Design patterns gained popularity in computer science after
the book "Design Patterns: Elements of Reusable Object-Oriented Software" was published in 1994 by the so-called "Gang of Four" (Erich Gamma, Richard Helm, Ralph Johnson and John Vlissides)
There are 23 design patterns which can be classified in three categories.
Creational Patterns deal with the process of object creation.
Structural Patterns deal with the composition of classes or objects.
Behavioral Patterns characterize the ways in which classes or objects interact and distribute responsibility.
Creational Patterns
Abstract Factory pattern provides an interface for creating families of related or dependent objects without specifying their concrete classes.
Builder pattern separates the construction of a complex object from its representation so that the same construction process can create different representations.
Factory Method pattern defines an interface for creating an object, but let subclasses decide which class to instantiate. Factory Method pattern lets a class defer instantiation to subclasses.
Prototype pattern specifies the kinds of objects to create using a prototypical instance, and create new objects by copying this prototype.
Singleton pattern ensures that a class has only one instance, and provides a global point of access to it.
Structural Patterns
Bridge pattern decouples an abstraction from its implementation so that the two can vary independently.
Adapter pattern converts the interface of a class into another interface clients expect.
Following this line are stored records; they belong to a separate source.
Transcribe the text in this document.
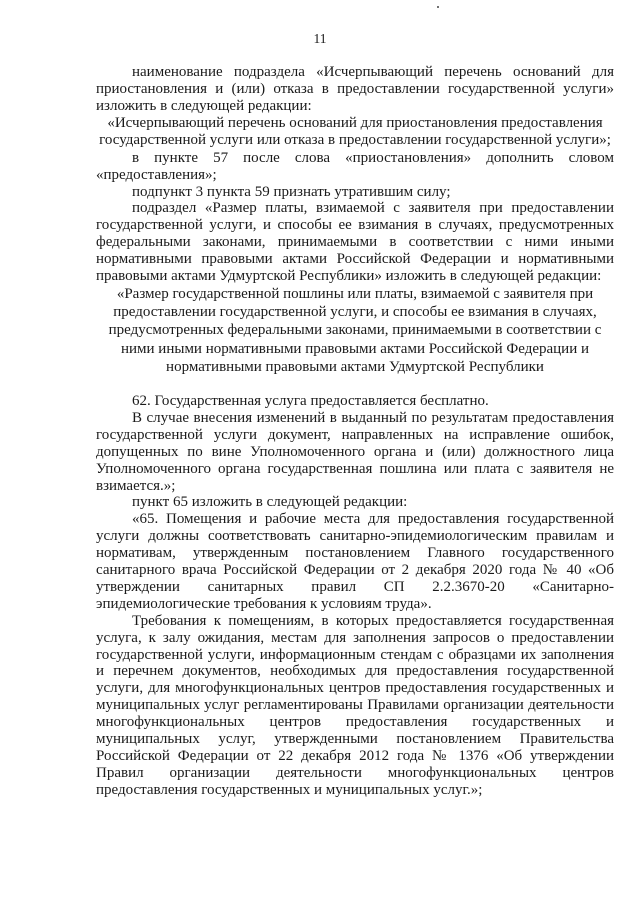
11

наименование подраздела «Исчерпывающий перечень оснований для приостановления и (или) отказа в предоставлении государственной услуги» изложить в следующей редакции:

«Исчерпывающий перечень оснований для приостановления предоставления государственной услуги или отказа в предоставлении государственной услуги»;

в пункте 57 после слова «приостановления» дополнить словом «предоставления»;

подпункт 3 пункта 59 признать утратившим силу;

подраздел «Размер платы, взимаемой с заявителя при предоставлении государственной услуги, и способы ее взимания в случаях, предусмотренных федеральными законами, принимаемыми в соответствии с ними иными нормативными правовыми актами Российской Федерации и нормативными правовыми актами Удмуртской Республики» изложить в следующей редакции:

«Размер государственной пошлины или платы, взимаемой с заявителя при предоставлении государственной услуги, и способы ее взимания в случаях, предусмотренных федеральными законами, принимаемыми в соответствии с ними иными нормативными правовыми актами Российской Федерации и нормативными правовыми актами Удмуртской Республики

62. Государственная услуга предоставляется бесплатно.

В случае внесения изменений в выданный по результатам предоставления государственной услуги документ, направленных на исправление ошибок, допущенных по вине Уполномоченного органа и (или) должностного лица Уполномоченного органа государственная пошлина или плата с заявителя не взимается.»;

пункт 65 изложить в следующей редакции:

«65. Помещения и рабочие места для предоставления государственной услуги должны соответствовать санитарно-эпидемиологическим правилам и нормативам, утвержденным постановлением Главного государственного санитарного врача Российской Федерации от 2 декабря 2020 года № 40 «Об утверждении санитарных правил СП 2.2.3670-20 «Санитарно-эпидемиологические требования к условиям труда».

Требования к помещениям, в которых предоставляется государственная услуга, к залу ожидания, местам для заполнения запросов о предоставлении государственной услуги, информационным стендам с образцами их заполнения и перечнем документов, необходимых для предоставления государственной услуги, для многофункциональных центров предоставления государственных и муниципальных услуг регламентированы Правилами организации деятельности многофункциональных центров предоставления государственных и муниципальных услуг, утвержденными постановлением Правительства Российской Федерации от 22 декабря 2012 года № 1376 «Об утверждении Правил организации деятельности многофункциональных центров предоставления государственных и муниципальных услуг.»;
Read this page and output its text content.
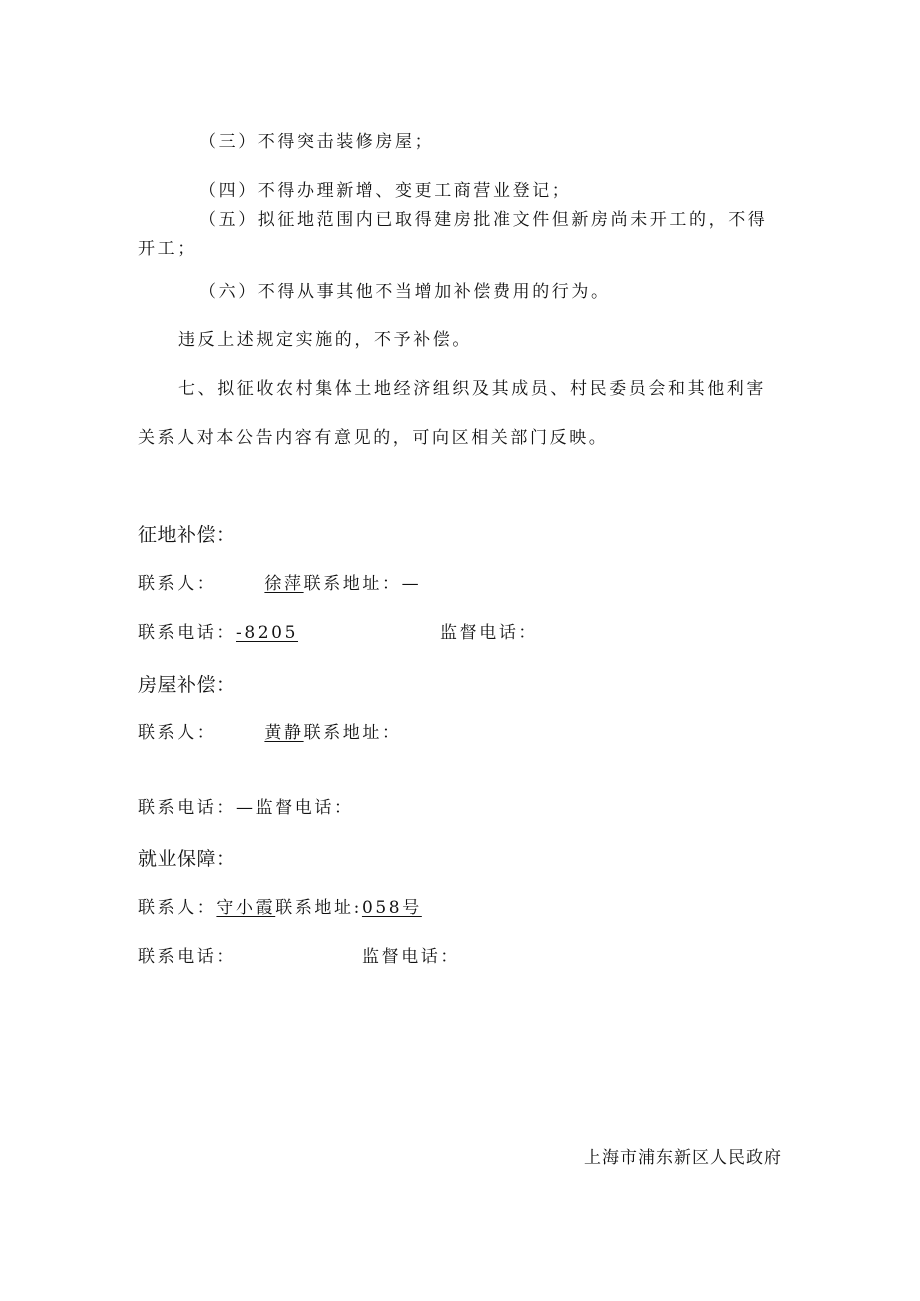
（三）不得突击装修房屋；
（四）不得办理新增、变更工商营业登记；
（五）拟征地范围内已取得建房批准文件但新房尚未开工的，不得
开工；
（六）不得从事其他不当增加补偿费用的行为。
违反上述规定实施的，不予补偿。
七、拟征收农村集体土地经济组织及其成员、村民委员会和其他利害
关系人对本公告内容有意见的，可向区相关部门反映。
征地补偿：
联系人：	徐萍联系地址：—
联系电话：-8205	监督电话：
房屋补偿：
联系人：	黄静联系地址：
联系电话：—监督电话：
就业保障：
联系人：守小霞联系地址:058号
联系电话：	监督电话：
上海市浦东新区人民政府
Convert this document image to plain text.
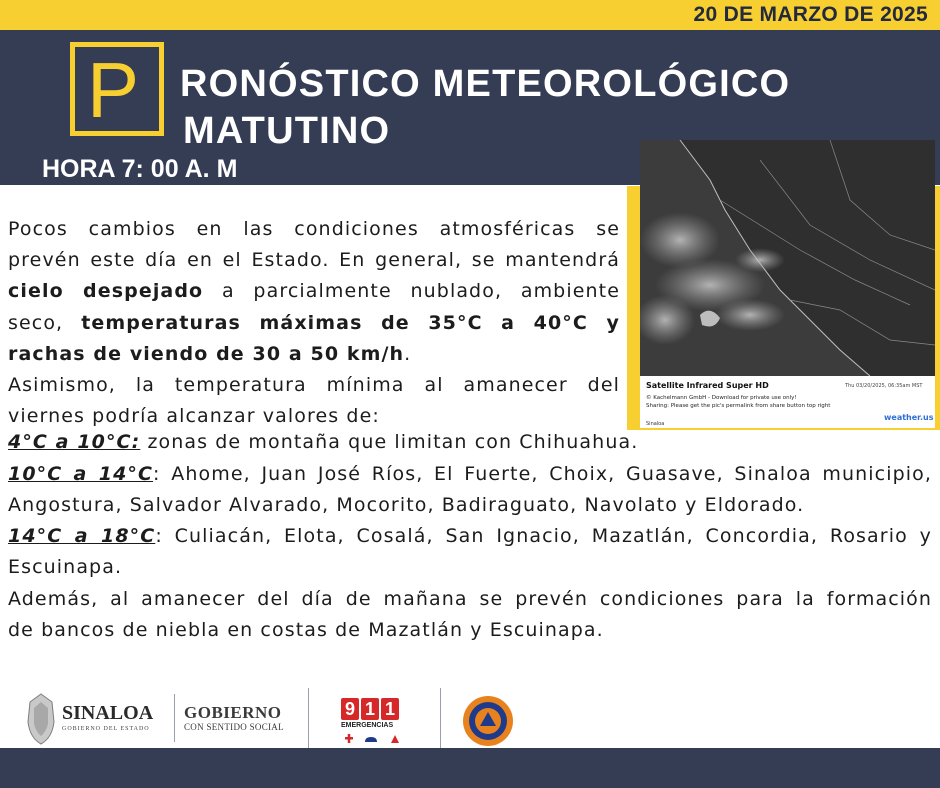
20 DE MARZO DE 2025
P RONÓSTICO METEOROLÓGICO
MATUTINO
HORA 7: 00 A. M
Satellite Infrared Super HD	Thu 03/20/2025, 06:35am MST
© Kachelmann GmbH - Download for private use only!
Sharing: Please get the pic's permalink from share button top right
Sinaloa
weather.us
Pocos cambios en las condiciones atmosféricas se
prevén este día en el Estado. En general, se mantendrá
cielo despejado a parcialmente nublado, ambiente
seco, temperaturas máximas de 35°C a 40°C y
rachas de viendo de 30 a 50 km/h.
Asimismo, la temperatura mínima al amanecer del
viernes podría alcanzar valores de:
4°C a 10°C: zonas de montaña que limitan con Chihuahua.
10°C a 14°C: Ahome, Juan José Ríos, El Fuerte, Choix, Guasave, Sinaloa municipio,
Angostura, Salvador Alvarado, Mocorito, Badiraguato, Navolato y Eldorado.
14°C a 18°C: Culiacán, Elota, Cosalá, San Ignacio, Mazatlán, Concordia, Rosario y
Escuinapa.
Además, al amanecer del día de mañana se prevén condiciones para la formación
de bancos de niebla en costas de Mazatlán y Escuinapa.
SINALOA
GOBIERNO DEL ESTADO
GOBIERNO
CON SENTIDO SOCIAL
9 1 1
EMERGENCIAS
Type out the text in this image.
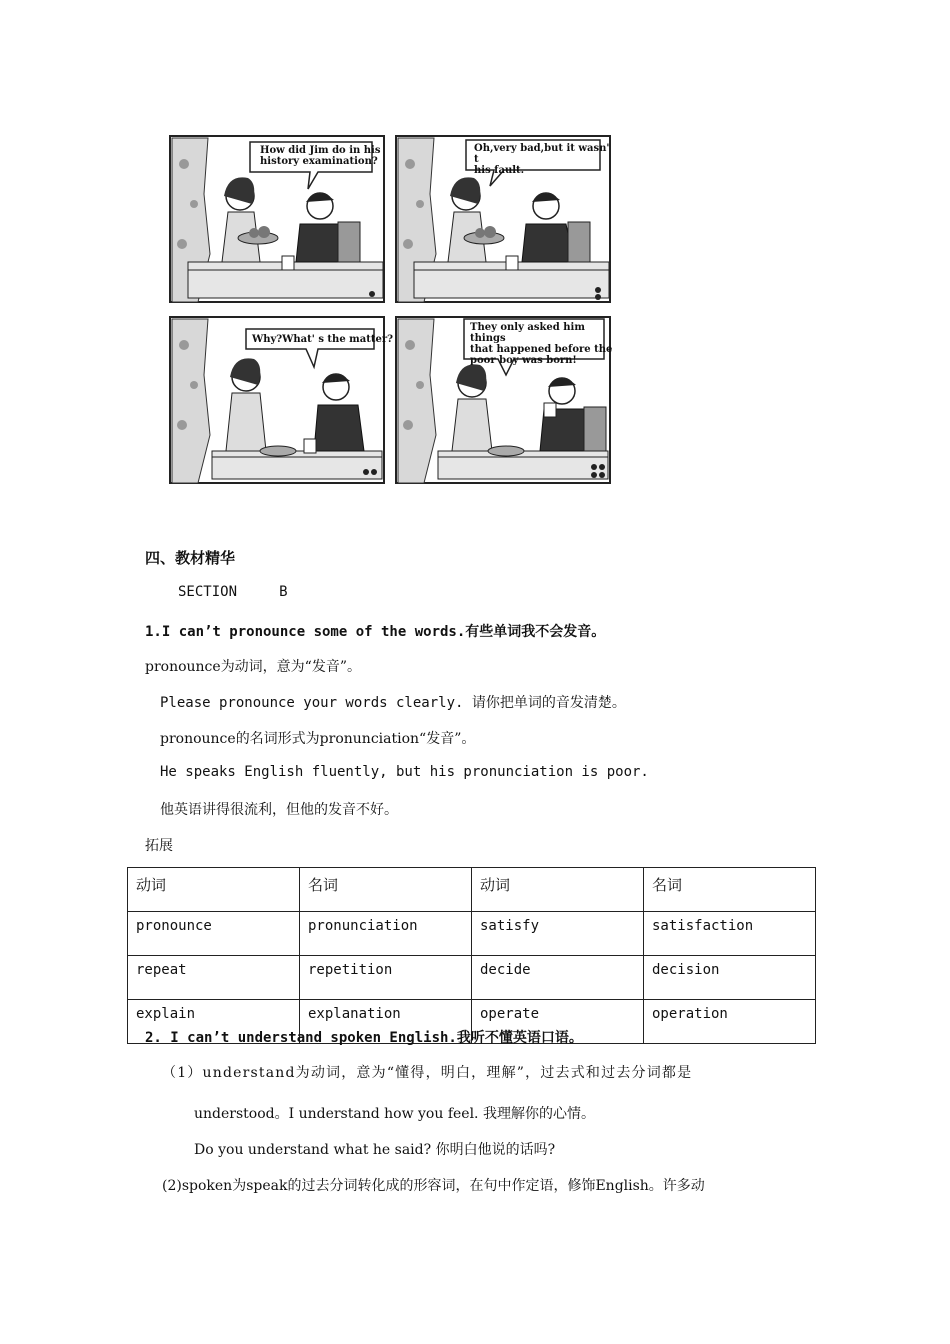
How did Jim do in his
history examination?
Oh,very bad,but it wasn' t
his fault.
Why?What' s the matter?
They only asked him things
that happened before the
poor boy was born!
四、教材精华
SECTION     B
1.I can’t pronounce some of the words.有些单词我不会发音。
pronounce为动词，意为“发音”。
Please pronounce your words clearly. 请你把单词的音发清楚。
pronounce的名词形式为pronunciation“发音”。
He speaks English fluently, but his pronunciation is poor.
他英语讲得很流利，但他的发音不好。
拓展
动词	名词	动词	名词
pronounce	pronunciation	satisfy	satisfaction
repeat	repetition	decide	decision
explain	explanation	operate	operation
2. I can’t understand spoken English.我听不懂英语口语。
（1）understand为动词，意为“懂得，明白，理解”，过去式和过去分词都是
understood。I understand how you feel. 我理解你的心情。
Do you understand what he said? 你明白他说的话吗?
(2)spoken为speak的过去分词转化成的形容词，在句中作定语，修饰English。许多动
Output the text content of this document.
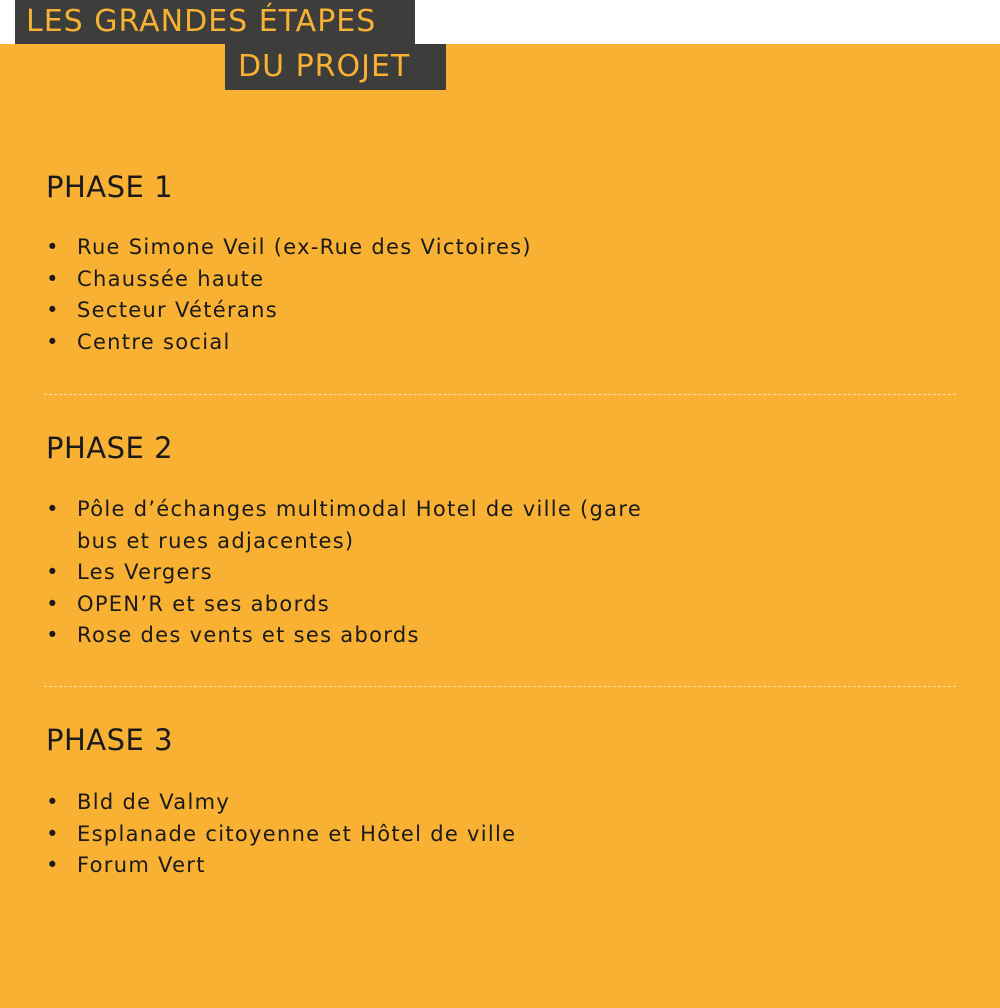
LES GRANDES ÉTAPES
DU PROJET
PHASE 1
• Rue Simone Veil (ex-Rue des Victoires)
• Chaussée haute
• Secteur Vétérans
• Centre social
PHASE 2
• Pôle d’échanges multimodal Hotel de ville (gare bus et rues adjacentes)
• Les Vergers
• OPEN’R et ses abords
• Rose des vents et ses abords
PHASE 3
• Bld de Valmy
• Esplanade citoyenne et Hôtel de ville
• Forum Vert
Adapter pattern lets classes work together that couldn’t otherwise due to incompatibility.
Composite pattern composes objects into tree structures to represent part-whole hierarchies. Composite pattern lets clients treat individual objects and compositions of objects uniformly.
Decorator pattern attaches additional responsibilities to an object dynamically. Decorator pattern provides a flexible alternative to subclassing for extending functionality.
Facade pattern provides a unified interface to a set of interfaces in a subsystem. Facade defines a higher-level interface that makes the subsystem easier to use.
Flyweight pattern uses sharing to support large numbers of fine-grained objects efficiently.
Proxy pattern provides a surrogate or placeholder for another object to control access to it.
Behavioral Patterns
Chain of Responsibility pattern avoids coupling the sender of a request to its receiver by giving more than one object a chance to handle the request.
This way, we chain the receiving objects and pass the request along the chain until an object handles it.
Command pattern encapsulates a request as an object, thereby making it possible to parameterize clients with different requests, queue or log requests.
Interpreter pattern given a language, defines a representation for its grammar along with a mechanism to interpret sentences in the language.
Iterator pattern provides a way to access the elements of an aggregate object sequentially without exposing its underlying representation.
Mediator pattern defines an object that encapsulates how a set of objects interact. Mediator pattern promotes loose coupling by keeping objects from referring to each other explicitly to vary their interaction independently.
Memento pattern, without violating encapsulation, captures and externalizes an object’s internal state so that the object can be restored to this state later.
Observer pattern defines a one-to-many dependency between objects so that when one object changes state, all its dependents are notified and updated automatically.
State pattern allows an object to alter its behavior when its internal state changes.
Strategy pattern defines a family of algorithms, encapsulates each one, and makes them interchangeable.
Template Method pattern defines the skeleton of an algorithm in an operation, deferring some steps to subclasses. Template Method pattern lets subclasses redefine certain steps of an algorithm without changing the algorithm’s structure.
Visitor pattern represents an operation to be performed on the elements of an object structure.
Visitor pattern lets you define a new operation without changing the classes of the elements on which it operates.